Day 5: God is Jealous
Read: John 3:35–36 (cf. Exodus 34:13–15)
I remember my days in middle school with a shudder. I found consolation during those socially awkward and insecure days in my brother’s friendship. But one summer even that was taken away. When a mutual friend became a love interest for us both things turned into a real messy daytime TV drama. She liked my brother the most and whenever they were together you could just feel the weirdness in the air. Looking back, their relationship was fairly innocent, but at the time I was furious! At first, I was jealous out of envy for my brother, but then the more I learned about this girl, the more I realized she was serious trouble. I tried to warn my brother, but he wouldn’t listen. It was then I learned a new definition of the word “jealous”, as I became jealous for my brother—a jealousy born out of a love and protective concern for him. When they finally broke up, it really devastated my brother, but by then I was ready to console him, and he was ready to admit he was wrong for not listening.
In Exodus 34:13–15 we hear the famous saying from the mouth of God, “you shall worship no other god, for the LORD, whose name is Jealous, is a jealous God”. This is clearly the language of a lover scorned, but I don’t think it’s always as simple as that. Many people recoil from calling God “jealous” because jealousy is another word for envy or covetousness, and God cannot have sinful qualities. But in Exodus, it goes so far as to refer to God’s name as Jealous! What’s going on here?

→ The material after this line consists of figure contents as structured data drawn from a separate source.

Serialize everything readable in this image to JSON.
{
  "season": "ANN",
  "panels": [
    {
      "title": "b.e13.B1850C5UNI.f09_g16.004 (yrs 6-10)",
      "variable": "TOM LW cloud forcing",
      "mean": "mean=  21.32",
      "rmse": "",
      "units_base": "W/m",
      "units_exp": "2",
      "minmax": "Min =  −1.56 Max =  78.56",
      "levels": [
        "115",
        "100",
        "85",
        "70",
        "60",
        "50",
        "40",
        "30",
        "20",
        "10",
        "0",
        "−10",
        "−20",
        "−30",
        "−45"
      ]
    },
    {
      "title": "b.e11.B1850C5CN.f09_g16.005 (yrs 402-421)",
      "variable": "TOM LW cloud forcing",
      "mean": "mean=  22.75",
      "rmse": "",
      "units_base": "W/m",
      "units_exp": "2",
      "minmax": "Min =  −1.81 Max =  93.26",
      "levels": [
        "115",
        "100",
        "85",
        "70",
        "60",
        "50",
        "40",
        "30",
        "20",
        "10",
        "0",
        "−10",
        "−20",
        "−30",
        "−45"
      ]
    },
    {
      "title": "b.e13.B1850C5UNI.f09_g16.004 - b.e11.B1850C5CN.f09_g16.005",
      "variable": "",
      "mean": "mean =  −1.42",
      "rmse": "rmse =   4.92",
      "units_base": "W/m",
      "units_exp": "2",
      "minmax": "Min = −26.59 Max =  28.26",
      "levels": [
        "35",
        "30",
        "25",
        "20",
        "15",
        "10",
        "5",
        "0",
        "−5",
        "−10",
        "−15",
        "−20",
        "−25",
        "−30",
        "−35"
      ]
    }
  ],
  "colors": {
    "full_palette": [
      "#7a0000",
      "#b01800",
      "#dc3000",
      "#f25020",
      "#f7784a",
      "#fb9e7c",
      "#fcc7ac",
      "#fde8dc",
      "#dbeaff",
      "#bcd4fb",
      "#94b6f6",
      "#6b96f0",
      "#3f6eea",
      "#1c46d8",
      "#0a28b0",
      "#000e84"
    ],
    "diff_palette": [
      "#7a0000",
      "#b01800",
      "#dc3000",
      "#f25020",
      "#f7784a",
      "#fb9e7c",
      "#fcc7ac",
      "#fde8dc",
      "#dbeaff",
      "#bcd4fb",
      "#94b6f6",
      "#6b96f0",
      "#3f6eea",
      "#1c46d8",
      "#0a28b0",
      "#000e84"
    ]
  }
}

While the quality of a scorned lover is incredibly important as a biblical motif, we cannot then follow the metaphor to the point of calling God envious. God does not envy the pride, fear, and lust you put in His place—He sees them as worthless and, like we explored in our last devotional, He sees you as being of infinite worth.
Jesus is jealous for mankind, the same way I was jealous for my brother. I saw the road he was going down and knew it would lead to a ruined and dead relationship with this girl that would wound him. So, I did what I could to convince him to believe me and turn away from her. For several months our relationship as brothers felt dead. I felt like my brother had become a completely different person, and it got lonely at times. It’s not a perfect metaphor, but God also longs to have us at His side, far from the road leading to death.
In this linchpin phrase in John 3:36, we see a zoomed-out picture of the whole human situation. “Whoever believes in the Son has eternal life; whoever does not obey the Son shall not see life, but the wrath of God remains on him.” The situation is desperate, and Jesus is offering mankind the last lifeboat. The dark and corrupted world we’ve fallen in love with is doomed for wrath, like a luxurious ocean liner bound for the bottom of the sea. We’re sick and dying and in need of a heart-transplant, and Jesus is our donor. Eternal life isn’t a ticket to heaven, it’s a way of life that begins now and will never end—adopting us into the ancient family line of the children of God. This is what God is jealous for, to have His people be whole again, gathered together with Himself in a family that will never drift apart.
It’s one thing to read about God’s great love, it’s another thing to know it for yourself. My prettiest and cleverest metaphors cannot suffice to teach you God’s great love—it’s something that must be experienced. Do you want to see and feel the love of God? Then take some time to think of things which you value over God. These are the things you are scared to death of losing. They can even be good things—gifts from God—but if they take His place they will harm your relationship with Him. Take some time to pray in a private place. Acknowledge to God the good things He has given you and, with open hands, commit them back to Him. Spiritual exercises like these train our hearts to value God first, to trust Him with our lives, and consequently to love Him completely.